One of the biggest improvements General Manager Brian Cashman made in the offseason was acquiring relief pitcher Aroldis Chapman in a trade with the Cincinnati Reds. Chapman will serve a 30-game suspension to start the year in light of domestic violence reports, which is hardly an ideal start to a career in pinstripes. Nonetheless, his return will signal one of the most impressive bullpens in the major leagues, as he joins dominant relievers Andrew Miller and Dellin Betances for a formidable closing trio. With questions surrounding the starting rotation, this configuration figures to prove trustworthy to shut down opposing offenses late in the game.
While Yankees fans are familiar with the names in the rotation, they might not know what to expect — and for good reason.
One of the biggest stories surrounding the 2015 postseason was CC Sabathia’s highly-publicized stint in rehab for alcoholism, which removed him from the Yankees’s brief October roster. Sabathia returns to the spotlight this year, though, and it will be interesting to see how he rebounds. While he is not the pitcher he once was, fans will likely stand behind Sabathia as he attempts to put his real-life struggles behind him and get back to doing what he loves.
Sabathia will compete with Ivan Nova and Luis Severino for spots in a rotation that also looks to include Masahiro Tanaka, Michael Pineda and Nathan Eovaldi. Tanaka is undoubtedly the ace, but had elbow surgery in October, which the Yankees hope will be a non-factor. Severino was a standout in 2015, but Girardi insists he will have to earn his spot this year. Severino pitched poorly in the Yankees’s spring opener, but it is hard to imagine that the Yankees’s rotation will not feature this promising young star.
Examining the offensive side of things takes us to another big off-season acquisition — new second baseman Starlin Castro. The Yankees’s second base position had been in flux during the past two years after the team lost homegrown superstar Robinson Cano to the Seattle Mariners. Players hope that Castro, the former All-Star who has played six seasons in the Major League at age 25, will be their answer. Joining him up the middle will be Didi Gregorius in his sophomore season, who proved his mettle last year after a rough start. After 2015 was the first Derek Jeter-less season in roughly 20 years, it is exciting to watch bright young talents prove themselves.
Of course, the Yankees’s offense will also rely on its stalwarts, as Alex Rodriguez and Mark Teixeira return in veteran roles. Both players had bounce-back years last season, with Rodriguez’s being particularly notable after his 2014 suspension for performance-enhancing drugs. He is now within reach of Babe Ruth on the all-time home run list, sure to draw the ire of many baseball purist. If the highly-paid designated hitter has learned anything from his media debacles, he should try to ignore the milestones and focus on helping the Yankees win.

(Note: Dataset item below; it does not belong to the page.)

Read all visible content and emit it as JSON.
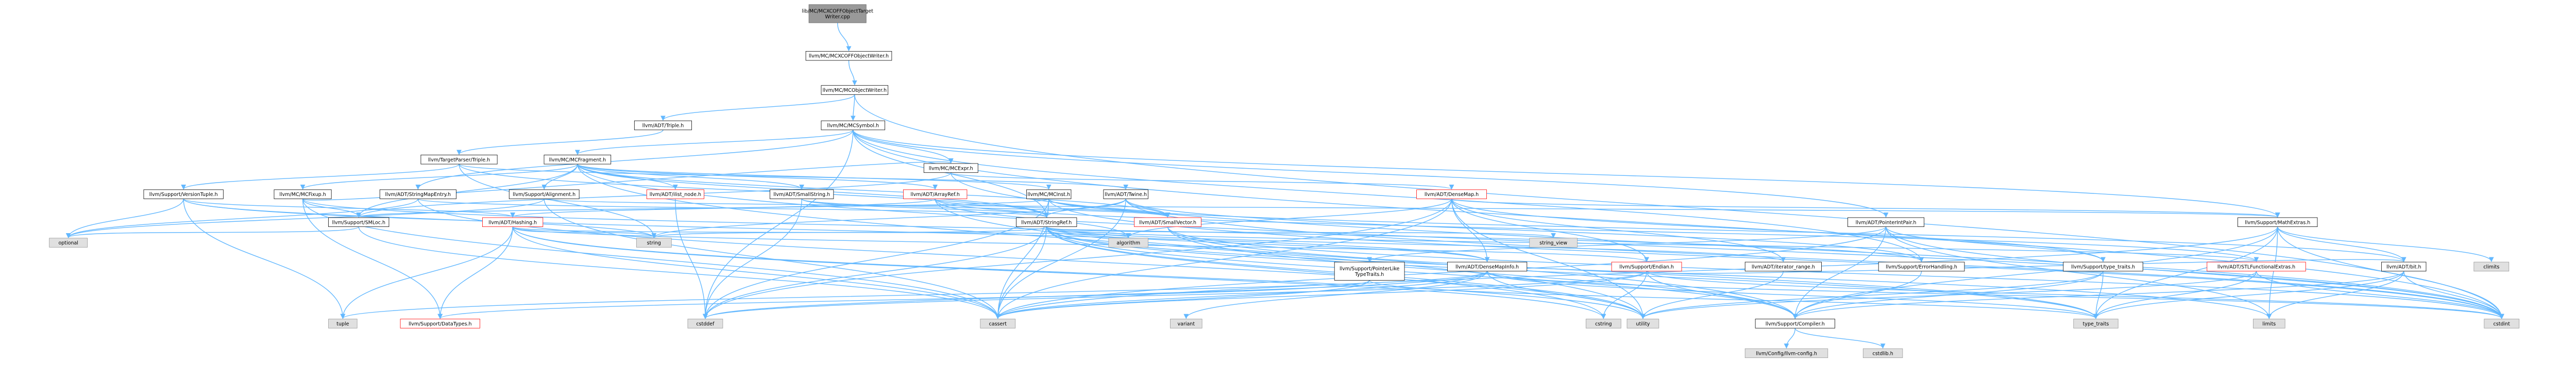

Teixeira has publicly stated his desire to retire as a Yankee, but his contract ends this season and it seems unlikely the Yankees would pick him up for another. He has struggled to stay healthy and despite his 31 home runs and 79 runs batted in last year, he is certainly past his prime. If Teixeira wants a shot at remaining in pinstripes, he’ll have to output similar numbers in 2016.
Rounding out the lineup are catcher Brian McCann, third baseman Chase Headley and outfielders Brett Gardner, Jacoby Ellsbury and Carlos Beltran. Beltran is another aging player who the Yankees will count on to produce, while Gardner and Ellsbury remain key cogs atop the club’s batting order.
The 2016 Yankees, buoyed by key acquisitions and veteran presences, are a fascinating mix of old and new. If the puzzle pieces can fit together, the team’s old tradition of winning just might net it a brand new Commissioner’s Trophy.